Type 2 diabetes is estimated to affect over 400 million people worldwide, and yet insulin regulation in the body is still not fully understood. Type 2 diabetes occurs when the pancreas cannot supply sufficient insulin, the hormone that controls sugar use and storage, to meet physiological demands. The cells in the pancreas that make insulin, known as β cells, can usually proliferate to increase their numbers if the body’s insulin demand is not met. However, what factors are released from the insulin-receiving tissues or cells to signal the lack of insulin to the pancreatic β cells is unknown.

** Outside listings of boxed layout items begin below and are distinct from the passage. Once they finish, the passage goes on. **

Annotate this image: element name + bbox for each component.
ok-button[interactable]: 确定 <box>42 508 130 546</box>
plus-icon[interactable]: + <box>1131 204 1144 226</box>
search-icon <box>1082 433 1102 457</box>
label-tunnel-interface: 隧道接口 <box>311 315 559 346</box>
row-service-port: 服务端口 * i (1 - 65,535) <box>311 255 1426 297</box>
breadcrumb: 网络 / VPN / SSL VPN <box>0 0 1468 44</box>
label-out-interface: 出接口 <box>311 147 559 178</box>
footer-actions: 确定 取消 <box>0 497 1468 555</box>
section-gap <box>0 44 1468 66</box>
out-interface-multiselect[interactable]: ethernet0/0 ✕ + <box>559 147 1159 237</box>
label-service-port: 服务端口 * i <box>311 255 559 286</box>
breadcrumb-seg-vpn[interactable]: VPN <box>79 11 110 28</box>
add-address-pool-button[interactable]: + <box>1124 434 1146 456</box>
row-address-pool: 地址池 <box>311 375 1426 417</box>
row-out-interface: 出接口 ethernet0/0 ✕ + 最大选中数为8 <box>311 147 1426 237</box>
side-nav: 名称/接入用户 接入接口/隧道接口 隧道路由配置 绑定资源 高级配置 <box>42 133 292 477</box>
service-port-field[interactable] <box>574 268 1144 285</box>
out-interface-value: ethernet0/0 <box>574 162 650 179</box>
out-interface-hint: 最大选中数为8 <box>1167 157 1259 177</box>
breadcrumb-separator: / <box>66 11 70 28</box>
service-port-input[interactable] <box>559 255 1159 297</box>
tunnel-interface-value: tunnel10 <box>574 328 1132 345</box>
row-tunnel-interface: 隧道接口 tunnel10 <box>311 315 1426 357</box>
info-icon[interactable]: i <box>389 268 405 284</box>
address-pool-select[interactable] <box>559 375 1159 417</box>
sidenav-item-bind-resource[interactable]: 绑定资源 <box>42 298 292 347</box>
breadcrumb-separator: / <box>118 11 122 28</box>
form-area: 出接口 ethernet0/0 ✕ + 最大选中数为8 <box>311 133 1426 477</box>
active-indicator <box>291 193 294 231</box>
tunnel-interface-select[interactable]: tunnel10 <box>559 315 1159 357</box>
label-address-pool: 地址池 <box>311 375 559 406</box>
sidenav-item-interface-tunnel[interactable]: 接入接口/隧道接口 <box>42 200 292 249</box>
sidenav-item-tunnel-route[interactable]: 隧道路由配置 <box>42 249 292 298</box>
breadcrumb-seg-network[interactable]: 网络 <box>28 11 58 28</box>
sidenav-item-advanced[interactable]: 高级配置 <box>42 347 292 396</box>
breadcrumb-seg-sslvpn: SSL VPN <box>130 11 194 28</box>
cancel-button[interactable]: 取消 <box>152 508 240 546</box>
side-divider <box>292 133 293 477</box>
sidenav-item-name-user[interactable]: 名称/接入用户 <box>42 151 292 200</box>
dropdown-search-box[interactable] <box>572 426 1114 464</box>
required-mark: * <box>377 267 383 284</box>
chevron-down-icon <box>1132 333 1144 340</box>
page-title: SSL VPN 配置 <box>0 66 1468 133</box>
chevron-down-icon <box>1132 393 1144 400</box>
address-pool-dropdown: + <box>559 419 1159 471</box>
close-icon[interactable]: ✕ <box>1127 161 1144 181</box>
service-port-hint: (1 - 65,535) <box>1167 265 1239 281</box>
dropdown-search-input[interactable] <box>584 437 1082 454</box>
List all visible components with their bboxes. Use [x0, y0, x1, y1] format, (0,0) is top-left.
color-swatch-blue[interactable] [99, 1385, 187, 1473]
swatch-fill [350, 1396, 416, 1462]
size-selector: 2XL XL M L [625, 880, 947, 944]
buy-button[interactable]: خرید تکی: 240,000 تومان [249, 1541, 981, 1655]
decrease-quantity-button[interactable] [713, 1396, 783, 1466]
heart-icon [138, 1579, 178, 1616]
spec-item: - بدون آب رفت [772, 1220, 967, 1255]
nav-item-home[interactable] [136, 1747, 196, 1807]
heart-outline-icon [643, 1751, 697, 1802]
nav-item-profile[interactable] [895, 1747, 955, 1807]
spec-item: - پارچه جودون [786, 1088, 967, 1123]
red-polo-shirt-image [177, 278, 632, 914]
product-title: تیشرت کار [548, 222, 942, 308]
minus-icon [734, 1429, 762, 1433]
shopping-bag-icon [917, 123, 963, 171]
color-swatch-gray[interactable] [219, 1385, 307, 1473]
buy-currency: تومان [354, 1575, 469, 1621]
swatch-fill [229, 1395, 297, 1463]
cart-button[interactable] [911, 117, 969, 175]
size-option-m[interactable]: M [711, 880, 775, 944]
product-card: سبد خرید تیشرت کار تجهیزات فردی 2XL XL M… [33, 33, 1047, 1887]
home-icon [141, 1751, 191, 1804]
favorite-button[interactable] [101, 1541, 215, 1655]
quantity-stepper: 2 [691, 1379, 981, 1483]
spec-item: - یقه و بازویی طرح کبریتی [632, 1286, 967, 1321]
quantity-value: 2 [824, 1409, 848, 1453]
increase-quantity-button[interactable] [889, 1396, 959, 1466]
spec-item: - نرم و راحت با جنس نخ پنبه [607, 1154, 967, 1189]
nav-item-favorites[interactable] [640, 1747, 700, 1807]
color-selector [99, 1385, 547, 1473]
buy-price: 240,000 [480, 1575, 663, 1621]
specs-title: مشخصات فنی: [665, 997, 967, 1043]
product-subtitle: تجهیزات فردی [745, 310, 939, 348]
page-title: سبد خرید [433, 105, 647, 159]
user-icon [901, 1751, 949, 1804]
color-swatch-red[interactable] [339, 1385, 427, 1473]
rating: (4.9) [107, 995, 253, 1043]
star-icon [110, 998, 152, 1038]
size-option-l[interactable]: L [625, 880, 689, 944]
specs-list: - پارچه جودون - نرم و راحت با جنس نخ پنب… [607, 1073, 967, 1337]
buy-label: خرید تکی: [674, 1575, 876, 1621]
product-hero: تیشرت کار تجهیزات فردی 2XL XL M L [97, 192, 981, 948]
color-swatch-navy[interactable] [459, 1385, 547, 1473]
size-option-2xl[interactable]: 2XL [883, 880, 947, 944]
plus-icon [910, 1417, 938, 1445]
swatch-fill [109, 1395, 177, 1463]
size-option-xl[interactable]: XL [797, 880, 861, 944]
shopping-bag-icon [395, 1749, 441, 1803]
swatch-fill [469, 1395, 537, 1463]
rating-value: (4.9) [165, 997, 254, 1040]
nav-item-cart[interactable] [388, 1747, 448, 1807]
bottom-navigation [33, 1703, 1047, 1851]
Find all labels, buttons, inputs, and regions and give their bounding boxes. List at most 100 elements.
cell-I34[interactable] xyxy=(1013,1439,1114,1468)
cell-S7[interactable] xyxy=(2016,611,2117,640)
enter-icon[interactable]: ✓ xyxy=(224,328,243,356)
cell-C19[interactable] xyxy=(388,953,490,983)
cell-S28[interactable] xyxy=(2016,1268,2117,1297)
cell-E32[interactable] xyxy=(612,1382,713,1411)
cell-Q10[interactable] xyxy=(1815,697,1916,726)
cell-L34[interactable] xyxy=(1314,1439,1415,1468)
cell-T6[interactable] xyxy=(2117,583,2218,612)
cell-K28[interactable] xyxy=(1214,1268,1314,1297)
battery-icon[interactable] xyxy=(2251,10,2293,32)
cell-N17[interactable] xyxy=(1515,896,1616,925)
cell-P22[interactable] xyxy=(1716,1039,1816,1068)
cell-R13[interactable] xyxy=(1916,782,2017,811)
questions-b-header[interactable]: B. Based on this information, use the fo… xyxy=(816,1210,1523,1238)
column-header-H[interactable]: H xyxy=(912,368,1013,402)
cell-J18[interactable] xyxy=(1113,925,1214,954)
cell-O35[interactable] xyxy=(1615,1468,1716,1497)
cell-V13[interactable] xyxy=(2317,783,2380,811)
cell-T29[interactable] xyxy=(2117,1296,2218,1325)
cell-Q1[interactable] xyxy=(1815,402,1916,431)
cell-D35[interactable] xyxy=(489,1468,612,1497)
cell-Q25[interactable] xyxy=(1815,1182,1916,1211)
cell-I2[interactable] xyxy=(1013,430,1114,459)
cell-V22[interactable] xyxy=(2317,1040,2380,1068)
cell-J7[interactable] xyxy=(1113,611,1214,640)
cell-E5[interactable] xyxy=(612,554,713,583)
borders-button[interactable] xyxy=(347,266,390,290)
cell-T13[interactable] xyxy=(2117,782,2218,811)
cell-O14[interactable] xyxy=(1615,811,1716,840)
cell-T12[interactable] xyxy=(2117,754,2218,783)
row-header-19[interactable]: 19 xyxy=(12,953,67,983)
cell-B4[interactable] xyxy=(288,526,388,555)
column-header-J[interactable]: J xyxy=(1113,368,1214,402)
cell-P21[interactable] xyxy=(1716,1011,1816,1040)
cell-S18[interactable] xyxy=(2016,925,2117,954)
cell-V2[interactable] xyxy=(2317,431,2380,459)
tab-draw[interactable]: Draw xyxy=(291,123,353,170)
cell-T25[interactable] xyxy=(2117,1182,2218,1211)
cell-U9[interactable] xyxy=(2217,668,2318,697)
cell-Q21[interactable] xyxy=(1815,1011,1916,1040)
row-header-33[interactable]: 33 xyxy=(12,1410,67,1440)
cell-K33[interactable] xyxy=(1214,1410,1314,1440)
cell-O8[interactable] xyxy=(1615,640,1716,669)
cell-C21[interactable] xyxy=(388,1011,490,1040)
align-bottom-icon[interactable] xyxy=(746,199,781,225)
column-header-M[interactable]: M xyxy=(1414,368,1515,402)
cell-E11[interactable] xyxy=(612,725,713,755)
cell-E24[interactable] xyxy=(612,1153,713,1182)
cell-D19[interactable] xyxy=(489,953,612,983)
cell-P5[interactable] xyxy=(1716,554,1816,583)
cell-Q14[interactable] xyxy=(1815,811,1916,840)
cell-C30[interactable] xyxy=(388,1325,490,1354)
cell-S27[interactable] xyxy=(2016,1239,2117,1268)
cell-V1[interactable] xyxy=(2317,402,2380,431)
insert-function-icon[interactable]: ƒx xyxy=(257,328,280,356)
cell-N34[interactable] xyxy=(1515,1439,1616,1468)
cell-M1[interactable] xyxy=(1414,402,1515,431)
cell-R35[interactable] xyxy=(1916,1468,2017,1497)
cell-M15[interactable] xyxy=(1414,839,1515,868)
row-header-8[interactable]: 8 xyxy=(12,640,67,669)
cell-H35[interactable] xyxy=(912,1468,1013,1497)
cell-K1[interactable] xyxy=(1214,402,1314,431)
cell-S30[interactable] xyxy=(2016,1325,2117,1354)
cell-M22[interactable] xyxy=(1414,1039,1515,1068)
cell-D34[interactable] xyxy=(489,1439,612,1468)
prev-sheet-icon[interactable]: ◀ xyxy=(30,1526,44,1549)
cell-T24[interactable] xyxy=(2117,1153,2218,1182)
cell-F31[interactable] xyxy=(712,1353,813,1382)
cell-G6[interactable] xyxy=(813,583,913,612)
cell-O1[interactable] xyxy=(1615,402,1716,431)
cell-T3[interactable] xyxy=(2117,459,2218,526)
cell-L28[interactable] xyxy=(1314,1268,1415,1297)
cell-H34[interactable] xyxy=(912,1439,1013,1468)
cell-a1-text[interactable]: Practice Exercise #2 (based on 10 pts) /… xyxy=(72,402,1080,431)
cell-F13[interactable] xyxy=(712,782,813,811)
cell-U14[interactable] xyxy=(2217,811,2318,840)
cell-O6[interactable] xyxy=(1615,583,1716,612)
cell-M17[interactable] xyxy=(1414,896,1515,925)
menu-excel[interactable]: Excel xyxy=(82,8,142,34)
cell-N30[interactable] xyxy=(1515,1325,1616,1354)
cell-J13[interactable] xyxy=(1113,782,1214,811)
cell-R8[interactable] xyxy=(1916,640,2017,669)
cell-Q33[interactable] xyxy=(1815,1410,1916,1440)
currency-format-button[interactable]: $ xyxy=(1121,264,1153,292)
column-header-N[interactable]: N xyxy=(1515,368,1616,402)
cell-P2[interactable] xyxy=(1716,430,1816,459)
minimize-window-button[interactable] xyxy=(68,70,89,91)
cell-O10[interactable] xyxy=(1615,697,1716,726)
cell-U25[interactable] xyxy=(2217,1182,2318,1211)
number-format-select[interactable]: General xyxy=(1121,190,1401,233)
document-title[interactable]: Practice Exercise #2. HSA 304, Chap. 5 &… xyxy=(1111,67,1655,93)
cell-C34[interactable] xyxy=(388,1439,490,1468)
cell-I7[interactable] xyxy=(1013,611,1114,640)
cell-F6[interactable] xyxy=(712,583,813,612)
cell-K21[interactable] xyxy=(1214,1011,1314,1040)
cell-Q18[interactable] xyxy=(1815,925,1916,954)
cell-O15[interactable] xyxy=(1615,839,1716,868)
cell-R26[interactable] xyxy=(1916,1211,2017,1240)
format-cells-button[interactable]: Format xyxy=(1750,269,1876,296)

In a study published in iScience, researchers found that a molecule called T-cadherin may provide feedback to the insulin-producing pancreatic cells and control their proliferation. T-cadherin is usually present on the cell surface and is best known as the binding partner for adiponectin molecule—a factor secreted specifically by cells that store fat. However, the researchers showed that T-cadherin is also secreted in previously undescribed soluble forms and can act as a humoral factor, i.e., a molecule transported through the circulatory system. They recognized that T-cadherin responds to insulin deficiency and demonstrated that mice genetically engineered to lack T-cadherin had an impaired glucose tolerance when fed with a high-fat diet.
“RNA sequencing analysis, used for investigating genome-wide gene expression levels, revealed decreased expression of Notch signalling proteins in the β cells of mice lacking T-cadherin,” explained lead author Tomonori Okita and corresponding author Shunbun Kita. These proteins play a role in the Notch signalling pathway that promotes β-cell proliferation; this suggests that soluble T-cadherin signals the pancreatic β-cells to increase insulin production via the Notch pathway.
“We then used artificially synthesized T-cadherin to treat isolated mouse pancreatic islets, which are parts of the pancreas that contain β cells” explains senior author Iichiro Shimomura. “This treatment promoted Notch signaling in the mouse islets, which could induce β-cell proliferation.” These findings indicate that T-cadherin could be applied in the fundamental treatment of diabetes.